Saudi Arabia is the world's fourth biggest fossil fuel exporter, exporting the very product that is driving these heat extremes. While it makes around $150 billion from the Hajj and Umrah per year, the Saudi Kingdom’s profits from fossil fuel are far higher.

Yet the Saudi government is planning to increase the numbers at the Hajj, aiming for 4.5 million people by 2050. And it's not planning to reduce its fossil fuel business.

This kind of disconnect between a country's fossil interests and climate change is not limited to Saudi Arabia. The US is the second largest fossil fuel exporter, its own citizens suffered under a massive heatwave at the same time.

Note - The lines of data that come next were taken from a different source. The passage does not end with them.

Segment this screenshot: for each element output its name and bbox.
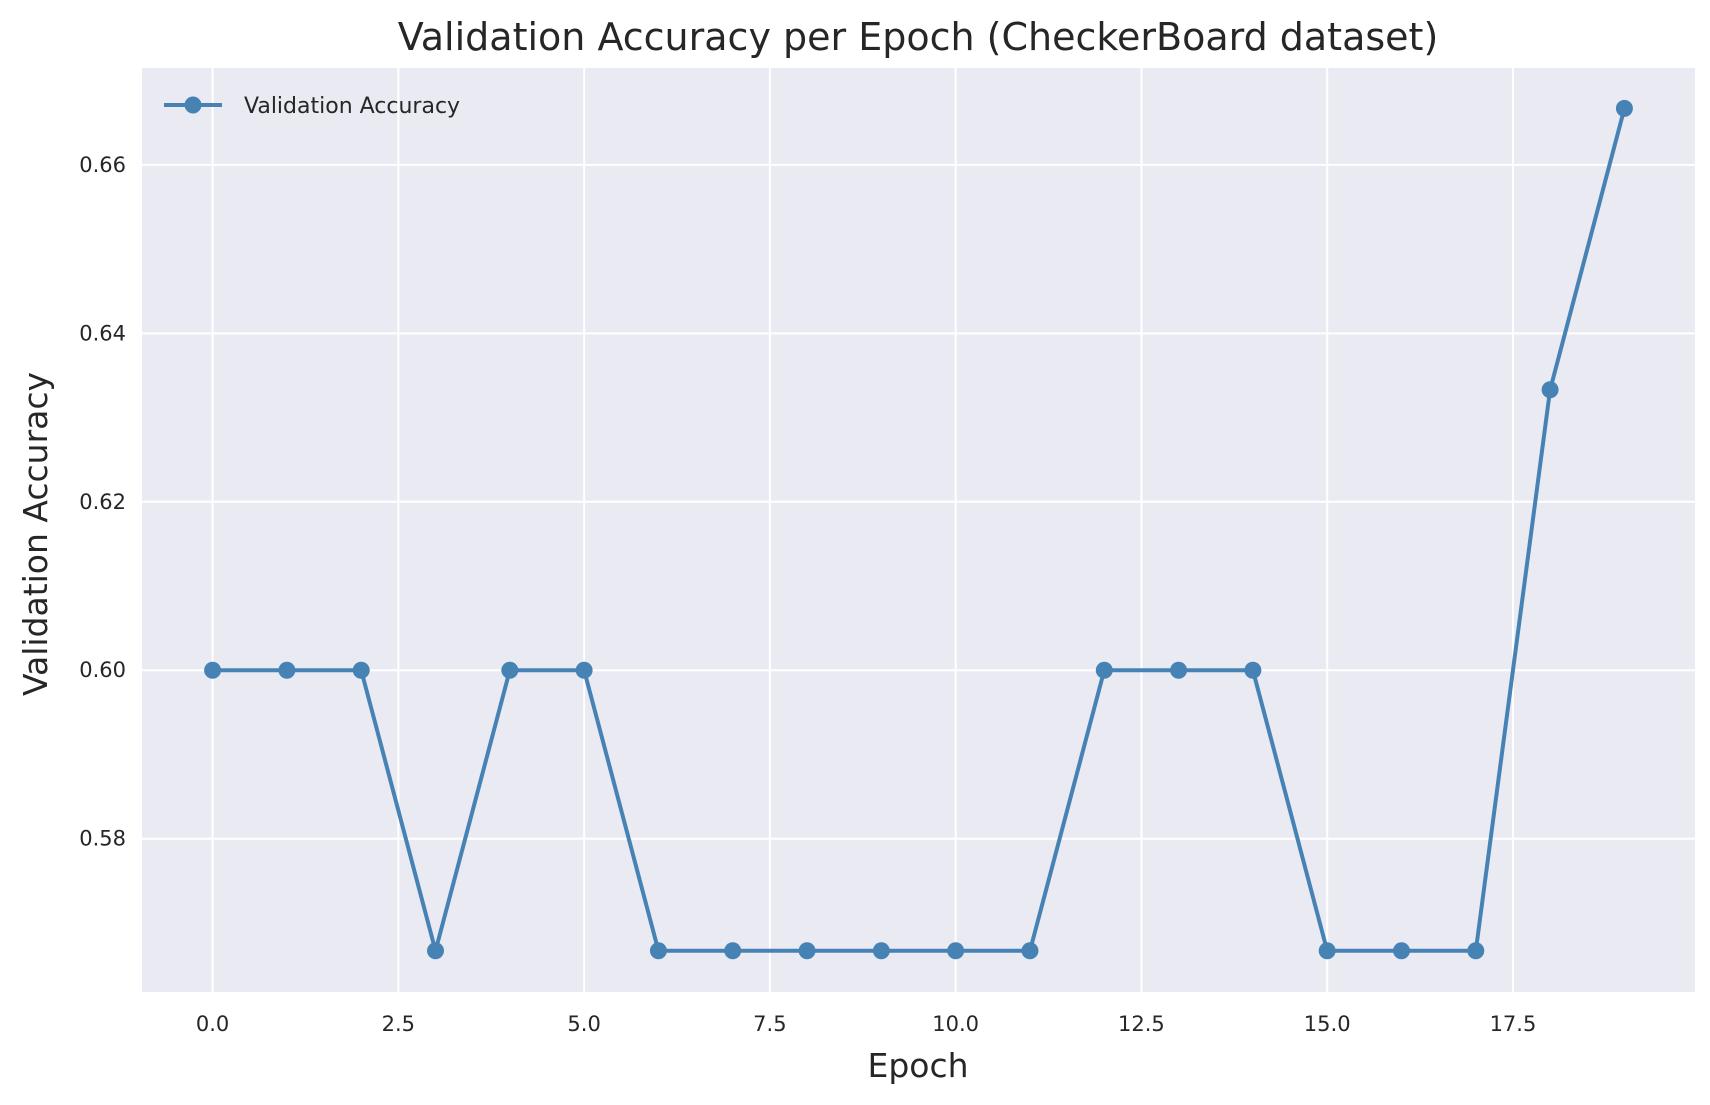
data-point [1467,942,1485,960]
data-point [278,661,296,679]
plot-area [142,68,1695,992]
series-layer [204,99,1633,960]
data-point [724,942,742,960]
data-point [1318,942,1336,960]
x-axis-ticks: 0.0 2.5 5.0 7.5 10.0 12.5 15.0 17.5 [196,1012,1536,1036]
y-tick-label: 0.64 [79,321,126,345]
x-tick-label: 5.0 [567,1012,600,1036]
data-point [798,942,816,960]
x-tick-label: 2.5 [382,1012,415,1036]
x-axis-label: Epoch [867,1046,968,1085]
x-tick-label: 10.0 [932,1012,979,1036]
y-tick-label: 0.58 [79,827,126,851]
data-point [204,661,222,679]
data-point [1541,381,1559,399]
y-axis-ticks: 0.58 0.60 0.62 0.64 0.66 [79,153,126,851]
series-line [212,107,1627,953]
data-point [1392,942,1410,960]
data-point [352,661,370,679]
x-tick-label: 12.5 [1118,1012,1165,1036]
legend-marker-swatch [184,96,202,114]
y-tick-label: 0.66 [79,153,126,177]
legend: Validation Accuracy [164,94,460,119]
data-point [649,942,667,960]
data-point [872,942,890,960]
y-tick-label: 0.62 [79,490,126,514]
x-tick-label: 0.0 [196,1012,229,1036]
y-axis-label: Validation Accuracy [16,372,55,696]
data-point [1615,99,1633,117]
chart-title: Validation Accuracy per Epoch (CheckerBo… [398,15,1439,59]
data-point [575,661,593,679]
data-point [947,942,965,960]
grid [142,68,1695,992]
data-point [427,942,445,960]
x-tick-label: 17.5 [1490,1012,1537,1036]
data-point [1095,661,1113,679]
data-point [501,661,519,679]
y-tick-label: 0.60 [79,658,126,682]
x-tick-label: 7.5 [753,1012,786,1036]
data-point [1170,661,1188,679]
x-tick-label: 15.0 [1304,1012,1351,1036]
data-point [1021,942,1039,960]
data-point [1244,661,1262,679]
legend-label: Validation Accuracy [244,94,460,119]
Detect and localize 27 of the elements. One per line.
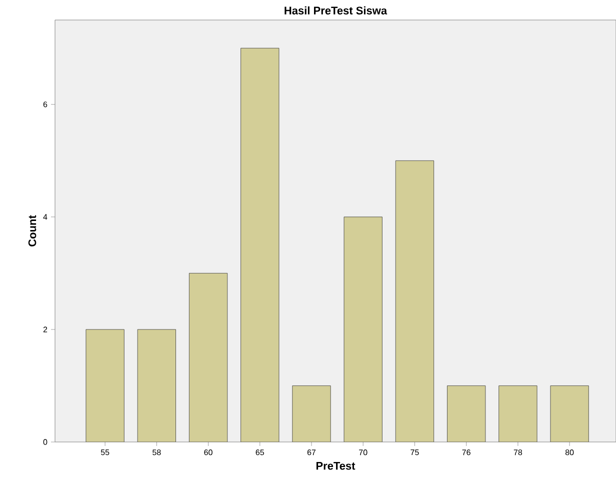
bar: [188, 272, 228, 442]
bar: [498, 386, 538, 442]
x-tick-label: 78: [514, 450, 522, 456]
x-tick-label: 55: [100, 450, 110, 456]
bar: [137, 329, 176, 442]
y-tick-label: 0: [43, 439, 48, 445]
x-tick-label: 58: [152, 450, 161, 456]
x-tick-label: 75: [410, 450, 419, 456]
bar: [86, 329, 124, 442]
bar: [292, 386, 331, 442]
x-tick-label: 60: [204, 450, 212, 456]
y-tick-label: 6: [43, 102, 48, 108]
x-tick-label: 67: [307, 450, 316, 456]
bar: [550, 386, 589, 442]
bar: [395, 160, 434, 442]
y-tick-label: 4: [43, 214, 48, 220]
bar: [344, 216, 382, 442]
bar: [240, 48, 280, 442]
y-axis-title: Count: [28, 215, 36, 246]
x-tick-label: 65: [256, 450, 264, 456]
x-tick-label: 76: [462, 450, 470, 456]
x-tick-label: 80: [565, 450, 574, 456]
y-tick-label: 2: [43, 326, 48, 332]
x-tick-label: 70: [359, 450, 368, 456]
chart-title: Hasil PreTest Siswa: [284, 6, 388, 14]
bar: [447, 386, 486, 442]
x-axis-title: PreTest: [316, 462, 356, 470]
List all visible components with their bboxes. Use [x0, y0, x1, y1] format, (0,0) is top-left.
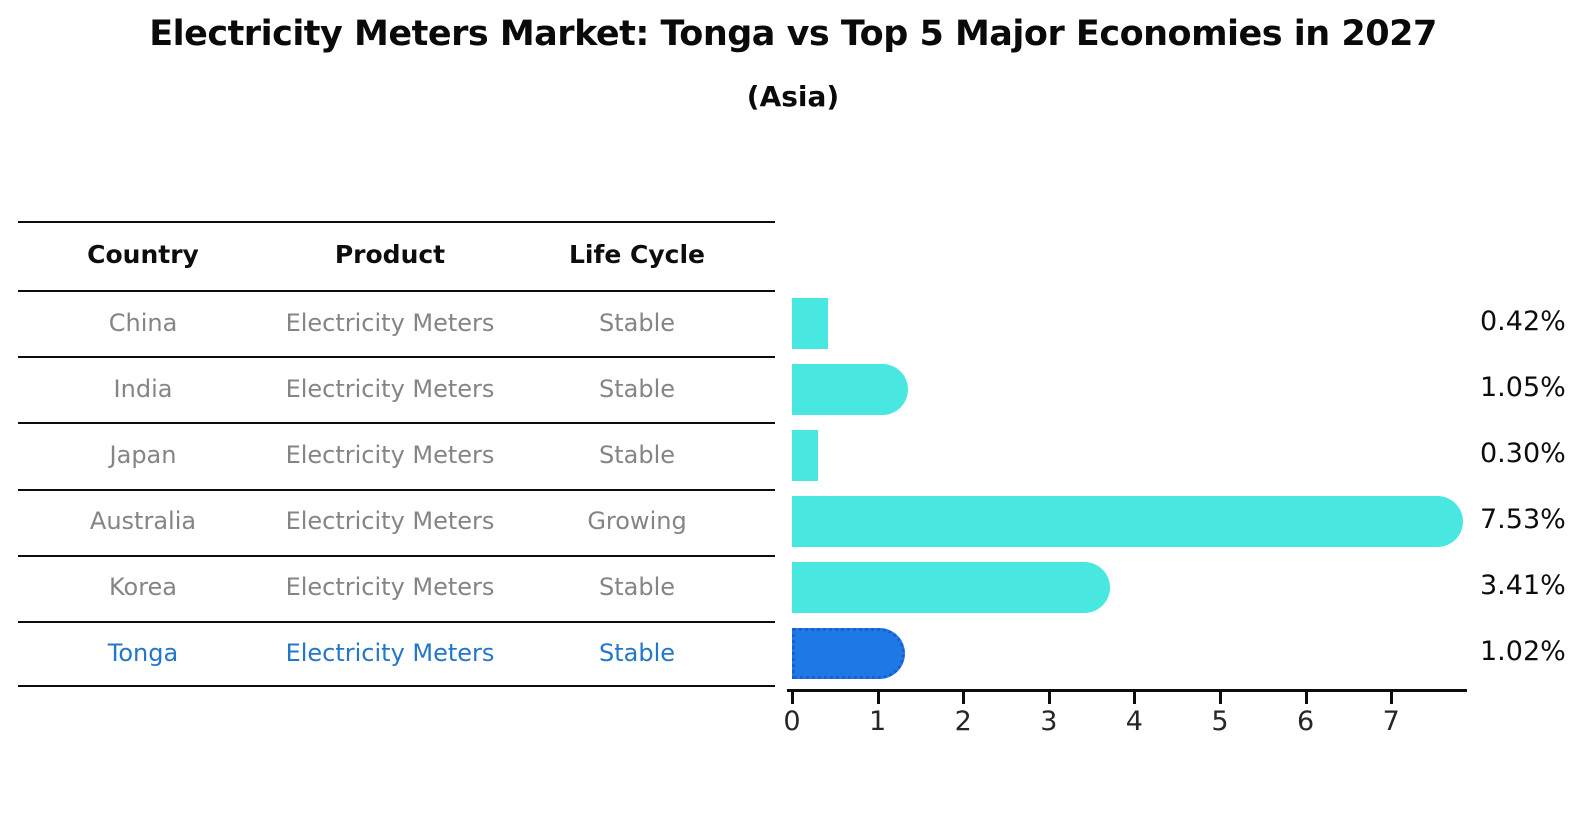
x-axis-tick: [791, 692, 794, 704]
x-axis-tick: [876, 692, 880, 704]
product-cell: Electricity Meters: [285, 573, 495, 601]
country-cell: India: [113, 375, 173, 403]
x-axis-tick: [1047, 692, 1051, 704]
product-cell: Electricity Meters: [285, 441, 495, 469]
x-axis-tick-label: 7: [1382, 706, 1400, 737]
bar-value-label: 1.02%: [1480, 636, 1566, 667]
row-separator-line: [18, 290, 775, 292]
row-separator-line: [18, 422, 775, 424]
table-header-country: Country: [87, 240, 199, 269]
row-separator-line: [18, 221, 775, 223]
x-axis-tick: [962, 692, 966, 704]
bar-value-label: 0.42%: [1480, 306, 1566, 337]
country-cell: Japan: [109, 441, 177, 469]
x-axis-tick: [1133, 692, 1137, 704]
row-separator-line: [18, 489, 775, 491]
lifecycle-cell: Stable: [598, 639, 676, 667]
x-axis-line: [787, 689, 1467, 692]
chart-title: Electricity Meters Market: Tonga vs Top …: [149, 14, 1437, 54]
bar-korea: [792, 561, 1110, 613]
x-axis-tick-label: 5: [1211, 706, 1229, 737]
country-cell: Australia: [89, 507, 197, 535]
bar-value-label: 7.53%: [1480, 504, 1566, 535]
country-cell: Korea: [108, 573, 178, 601]
bar-china: [792, 297, 828, 349]
x-axis-tick: [1219, 692, 1222, 704]
product-cell: Electricity Meters: [285, 375, 495, 403]
product-cell: Electricity Meters: [285, 639, 495, 667]
lifecycle-cell: Stable: [598, 573, 676, 601]
lifecycle-cell: Stable: [598, 441, 676, 469]
x-axis-tick-label: 6: [1297, 706, 1315, 737]
bar-tonga: [792, 627, 905, 679]
row-separator-line: [18, 356, 775, 358]
country-cell: Tonga: [107, 639, 179, 667]
bar-india: [792, 363, 908, 415]
row-separator-line: [18, 555, 775, 557]
bar-value-label: 1.05%: [1480, 372, 1566, 403]
bar-value-label: 0.30%: [1480, 438, 1566, 469]
x-axis-tick-label: 1: [869, 706, 887, 737]
x-axis-tick-label: 4: [1125, 706, 1143, 737]
bar-australia: [792, 495, 1463, 547]
product-cell: Electricity Meters: [285, 507, 495, 535]
lifecycle-cell: Stable: [598, 309, 676, 337]
table-header-lifecycle: Life Cycle: [568, 240, 706, 269]
table-header-product: Product: [334, 240, 446, 269]
lifecycle-cell: Growing: [587, 507, 687, 535]
row-separator-line: [18, 685, 775, 687]
row-separator-line: [18, 621, 775, 623]
bar-value-label: 3.41%: [1480, 570, 1566, 601]
x-axis-tick-label: 0: [783, 706, 801, 737]
x-axis-tick-label: 3: [1040, 706, 1058, 737]
bar-japan: [792, 429, 818, 481]
x-axis-tick-label: 2: [954, 706, 972, 737]
product-cell: Electricity Meters: [285, 309, 495, 337]
lifecycle-cell: Stable: [598, 375, 676, 403]
x-axis-tick: [1304, 692, 1308, 704]
country-cell: China: [108, 309, 178, 337]
chart-subtitle: (Asia): [746, 80, 840, 113]
x-axis-tick: [1390, 692, 1394, 704]
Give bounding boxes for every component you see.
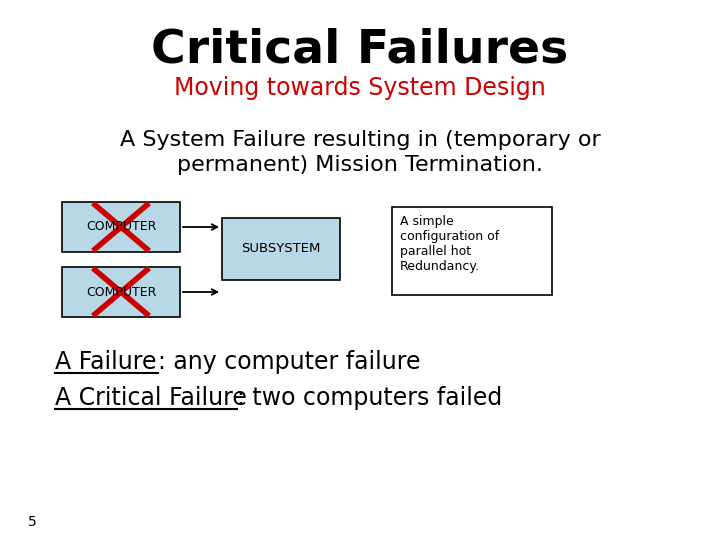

The Hajj pilgrimage is a profound reminder to every Muslim of equality in the eyes of God. It is a time when wealth, race, culture, and gender are stripped away, leaving only one's righteousness to elevate their status. Yet, the disparity in the safety of pilgrims based on their financial means starkly contradicts this spirit of equality.

The elderly and those with health conditions are most vulnerable to harsh conditions during the Hajj. These individuals must be protected, irrespective of their economic status. To honour the spirit of the Hajj and safeguard the most vulnerable, we must act now to adapt while we bring emissions down in line with the Paris Agreement’s 1.5°C warming limit.